The study included 77 consecutive ILD patients (mean age 49.0±9.0 years; 62 percent male) awaiting a lung transplant. Diagnosis of IPF was based on lung biopsies and HCRT. Clinical and background data were obtained from lung transplantation databases.
Participants underwent pulmonary function tests, single-breath technique and the 6-minute walk test (6MWT). Cox proportional hazards model followed by Fine and Gray subdistribution hazard models were used to determine factors that predict mortality.

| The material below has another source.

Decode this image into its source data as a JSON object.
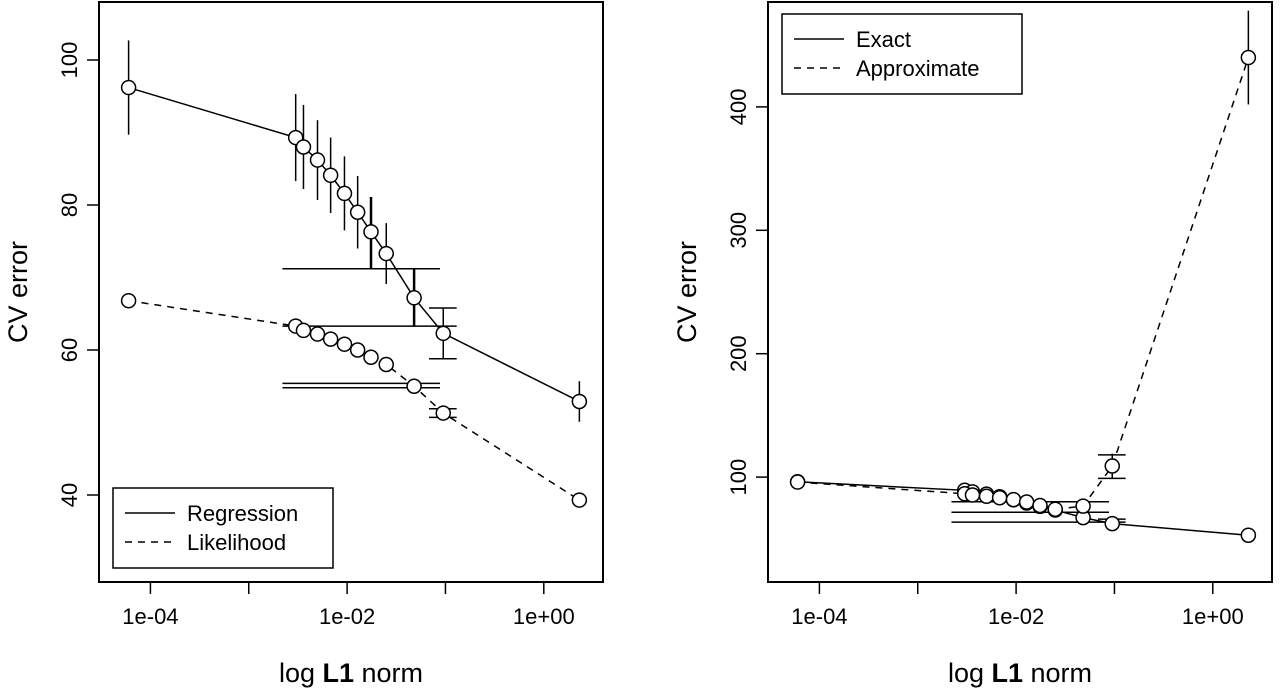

In the multivariate stepwise analysis, 6MWT significantly predicted mortality (hazard ratio [HR], 0.97 for every 10 m increase; 95 percent CI, 0.95 to 0.99; p<0.01) regardless of selected covariates. Fine and Gray subdistribution confirmed the contribution of 6MWT to mortality (HR, 0.95 for each 10 m, increase; 0.95 to 0.99; p<0.01).
Kaplan-Meier survival curves showed that those with <250 m in the 6MWT had significantly shorter survival compared with those who had ≥250 m (p<0.01).
Stepwise multivariate Cox proportional hazards in the IPF patients (n=33) revealed that a history of acute exacerbation (HR, 4.50; 1.15 to 17.66; p=0.03) and BMI (HR, 0.83; 0.72 to 0.95; p<0.01) were both significantly associated with mortality.
Of the 77 included patients, 69 percent (n=53) had idiopathic interstitial pneumonia while 22 percent (n=17) had connective tissue disease-associated ILD (CTD-ILD). The remaining 9 percent (n=7) were diagnosed with chronic hypersensitivity pneumonia. Lung transplants were performed in 23 patients, of which 20 were cadaveric while three were from living donors.